The Future of Humanity Institute (FHI) has released its report and recommendations on machine learning and artificial intelligence. The report analyses the landscape of current developments in these fields and advises policymakers, researchers and innovators working in the disciplines of machine learning and AI on ways to mitigate potential future harms. These harms might include the expansion of current threats, introduction of new threats, and changes to the character of threats. The FHI’s report summarises the work it carried out on digital, physical and political security at the University of Oxford in February 2017 and includes subsequent research stemming from the workshop.

The FHI makes several recommendations in its report, including the expansion of the range of stakeholders to be involved in discussing and addressing these challenges, and exhorting developers, researchers and engineers to take seriously the possibility that their work might be put to malicious purposes.

Professor Marina Jirotka, head of Human-Centred Computing at Oxford University and co-founder of ORBIT, commented, “The FHI’s recommendation on expanding the range of stakeholders aligns with the principles of responsible research and innovation, which use public and stakeholder engagement as one of the tools with which to address the results of ICT research.”

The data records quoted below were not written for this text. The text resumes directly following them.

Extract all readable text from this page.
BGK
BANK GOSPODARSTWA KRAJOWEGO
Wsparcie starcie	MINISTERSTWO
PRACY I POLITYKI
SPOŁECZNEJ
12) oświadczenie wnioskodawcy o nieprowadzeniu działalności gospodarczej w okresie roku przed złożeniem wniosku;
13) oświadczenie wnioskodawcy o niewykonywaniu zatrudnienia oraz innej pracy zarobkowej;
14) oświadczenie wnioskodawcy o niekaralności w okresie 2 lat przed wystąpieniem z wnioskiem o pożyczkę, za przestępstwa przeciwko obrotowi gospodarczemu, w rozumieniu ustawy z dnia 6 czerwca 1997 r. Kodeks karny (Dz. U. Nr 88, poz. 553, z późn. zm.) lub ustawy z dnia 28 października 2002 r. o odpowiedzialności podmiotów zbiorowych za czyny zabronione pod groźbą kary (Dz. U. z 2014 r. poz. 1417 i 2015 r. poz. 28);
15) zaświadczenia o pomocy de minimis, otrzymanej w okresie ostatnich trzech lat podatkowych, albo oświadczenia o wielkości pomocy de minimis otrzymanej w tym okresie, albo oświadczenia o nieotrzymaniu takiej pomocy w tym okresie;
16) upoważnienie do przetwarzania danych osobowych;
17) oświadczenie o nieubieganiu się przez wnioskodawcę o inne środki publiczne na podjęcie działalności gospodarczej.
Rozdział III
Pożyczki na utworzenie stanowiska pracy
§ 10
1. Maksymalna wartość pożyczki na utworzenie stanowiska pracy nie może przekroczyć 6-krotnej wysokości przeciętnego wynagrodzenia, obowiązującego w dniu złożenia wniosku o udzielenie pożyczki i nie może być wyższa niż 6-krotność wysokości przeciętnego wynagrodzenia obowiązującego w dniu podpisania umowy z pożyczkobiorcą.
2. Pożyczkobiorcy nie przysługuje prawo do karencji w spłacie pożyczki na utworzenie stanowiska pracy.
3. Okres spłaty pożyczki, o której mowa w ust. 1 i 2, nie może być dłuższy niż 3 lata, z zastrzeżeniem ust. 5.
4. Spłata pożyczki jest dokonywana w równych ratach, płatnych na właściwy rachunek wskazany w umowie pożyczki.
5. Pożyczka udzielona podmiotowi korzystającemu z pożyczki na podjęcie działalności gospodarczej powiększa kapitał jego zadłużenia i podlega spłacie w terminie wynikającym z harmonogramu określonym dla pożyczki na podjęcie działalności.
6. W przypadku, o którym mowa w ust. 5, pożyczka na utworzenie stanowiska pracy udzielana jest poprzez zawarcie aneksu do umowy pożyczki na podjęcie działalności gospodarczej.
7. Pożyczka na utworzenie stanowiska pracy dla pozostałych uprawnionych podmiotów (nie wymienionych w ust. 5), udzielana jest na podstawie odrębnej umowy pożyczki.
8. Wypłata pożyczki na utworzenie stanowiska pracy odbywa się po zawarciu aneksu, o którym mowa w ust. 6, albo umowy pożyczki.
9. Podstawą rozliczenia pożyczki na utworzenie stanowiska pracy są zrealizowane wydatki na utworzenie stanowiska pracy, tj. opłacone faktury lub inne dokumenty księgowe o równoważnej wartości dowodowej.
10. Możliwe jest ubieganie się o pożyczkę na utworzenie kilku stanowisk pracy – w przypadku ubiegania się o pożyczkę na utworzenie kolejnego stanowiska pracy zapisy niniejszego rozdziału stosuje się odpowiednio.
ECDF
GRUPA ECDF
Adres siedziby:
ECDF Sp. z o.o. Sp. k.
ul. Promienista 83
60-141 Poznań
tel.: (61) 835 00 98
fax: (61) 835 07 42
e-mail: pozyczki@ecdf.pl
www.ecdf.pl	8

Martin de Heaver, managing director of ORBIT, added, “We particularly welcome the advice that researchers should anticipate possible negative outcomes of their work and seek to mitigate potential harm arising from it. The RRI principles promulgated by the UK Research Councils and ORBIT specifically address the issue of unforeseen consequences to ICT research and we believe that by working to consider additional possible outcomes, negative effects can be reduced.”